Algorithm for 2 Pattern String Matching

Question

I need to code an algorithm for longest two pattern prefix/suffix match whose time complexity is O(n+m1+m2), where n is the length of the String and m1, m2 are the lengths of pattern1 and pattern2 respectively.

Example: if the String is "OBANTAO" and Pattern1 is "BANANA" and Patten2 is "SIESTA" then the answer is the substring "BANTA" of String that consists of the prefix BAN of BANANA and the suffix TA of SIESTA.

Results from Google are: "Rabin-karp string search algorithm", "Knuth-morris-pratt algorithm" and "Boyer-moore string search algorithm".

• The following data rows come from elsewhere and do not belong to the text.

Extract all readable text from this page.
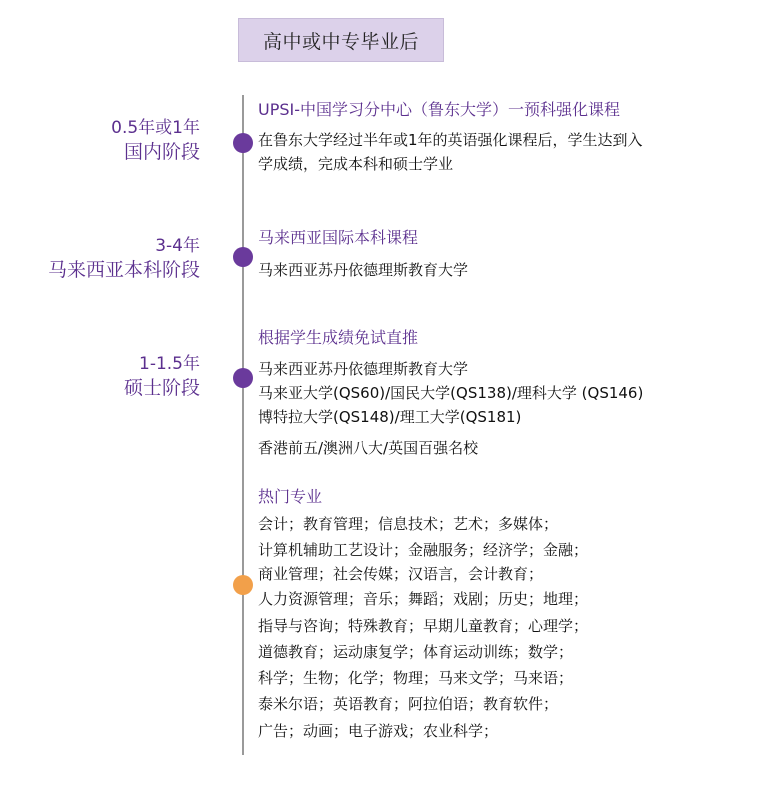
高中或中专毕业后
0.5年或1年
国内阶段
UPSI-中国学习分中心（鲁东大学）一预科强化课程
在鲁东大学经过半年或1年的英语强化课程后，学生达到入
学成绩，完成本科和硕士学业
3-4年
马来西亚本科阶段
马来西亚国际本科课程
马来西亚苏丹依德理斯教育大学
1-1.5年
硕士阶段
根据学生成绩免试直推
马来西亚苏丹依德理斯教育大学
马来亚大学(QS60)/国民大学(QS138)/理科大学 (QS146)
博特拉大学(QS148)/理工大学(QS181)
香港前五/澳洲八大/英国百强名校
热门专业
会计；教育管理；信息技术；艺术；多媒体；
计算机辅助工艺设计；金融服务；经济学；金融；
商业管理；社会传媒；汉语言，会计教育；
人力资源管理；音乐；舞蹈；戏剧；历史；地理；
指导与咨询；特殊教育；早期儿童教育；心理学；
道德教育；运动康复学；体育运动训练；数学；
科学；生物；化学；物理；马来文学；马来语；
泰米尔语；英语教育；阿拉伯语；教育软件；
广告；动画；电子游戏；农业科学；
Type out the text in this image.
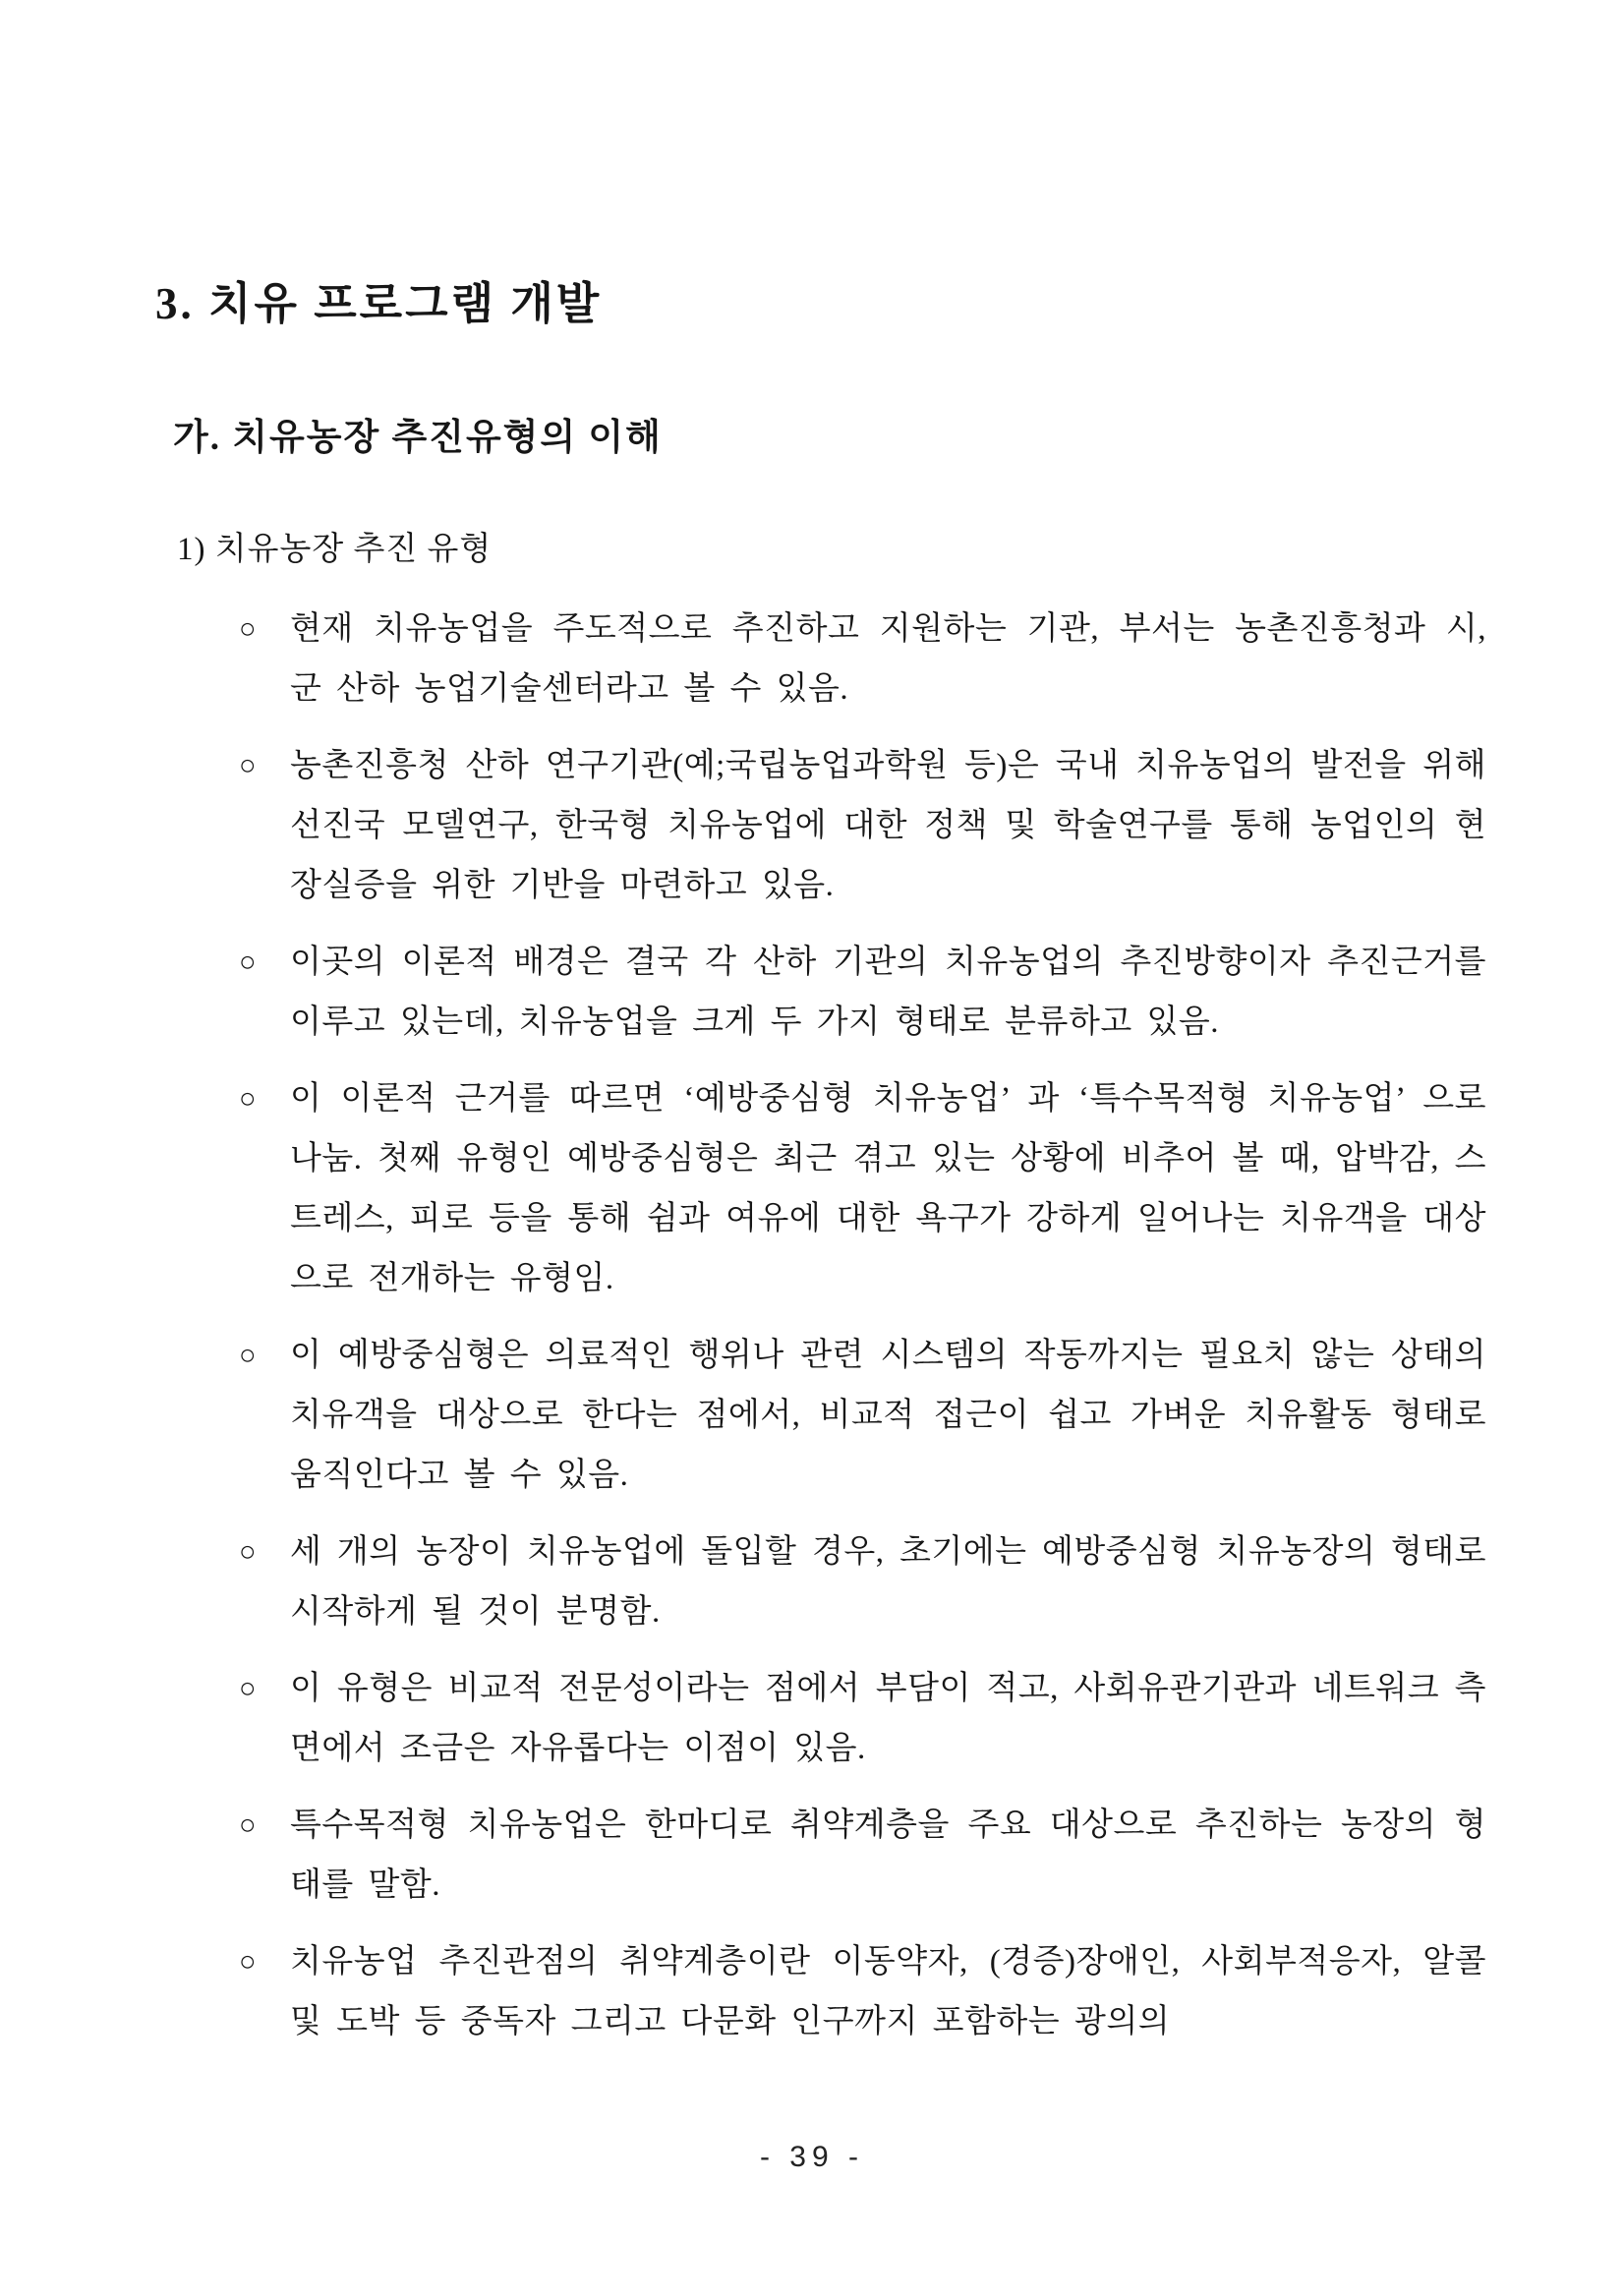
3. 치유 프로그램 개발
가. 치유농장 추진유형의 이해
1) 치유농장 추진 유형
○	현재 치유농업을 주도적으로 추진하고 지원하는 기관, 부서는 농촌진흥청과 시, 군 산하 농업기술센터라고 볼 수 있음.

○	농촌진흥청 산하 연구기관(예;국립농업과학원 등)은 국내 치유농업의 발전을 위해 선진국 모델연구, 한국형 치유농업에 대한 정책 및 학술연구를 통해 농업인의 현장실증을 위한 기반을 마련하고 있음.

○	이곳의 이론적 배경은 결국 각 산하 기관의 치유농업의 추진방향이자 추진근거를 이루고 있는데, 치유농업을 크게 두 가지 형태로 분류하고 있음.

○	이 이론적 근거를 따르면 ‘예방중심형 치유농업’ 과 ‘특수목적형 치유농업’ 으로 나눔. 첫째 유형인 예방중심형은 최근 겪고 있는 상황에 비추어 볼 때, 압박감, 스트레스, 피로 등을 통해 쉼과 여유에 대한 욕구가 강하게 일어나는 치유객을 대상으로 전개하는 유형임.

○	이 예방중심형은 의료적인 행위나 관련 시스템의 작동까지는 필요치 않는 상태의 치유객을 대상으로 한다는 점에서, 비교적 접근이 쉽고 가벼운 치유활동 형태로 움직인다고 볼 수 있음.

○	세 개의 농장이 치유농업에 돌입할 경우, 초기에는 예방중심형 치유농장의 형태로 시작하게 될 것이 분명함.

○	이 유형은 비교적 전문성이라는 점에서 부담이 적고, 사회유관기관과 네트워크 측면에서 조금은 자유롭다는 이점이 있음.

○	특수목적형 치유농업은 한마디로 취약계층을 주요 대상으로 추진하는 농장의 형태를 말함.

○	치유농업 추진관점의 취약계층이란 이동약자, (경증)장애인, 사회부적응자, 알콜 및 도박 등 중독자 그리고 다문화 인구까지 포함하는 광의의

- 39 -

I'm able to understand all the above 3 algorithms, but the problem is that, they are all based on "single pattern prefix/suffix matching". I'm unable to extend them for two pattern prefix/suffix match.

A sample algorithm or a link towards searching it would be greatly helpful for me in developing the program.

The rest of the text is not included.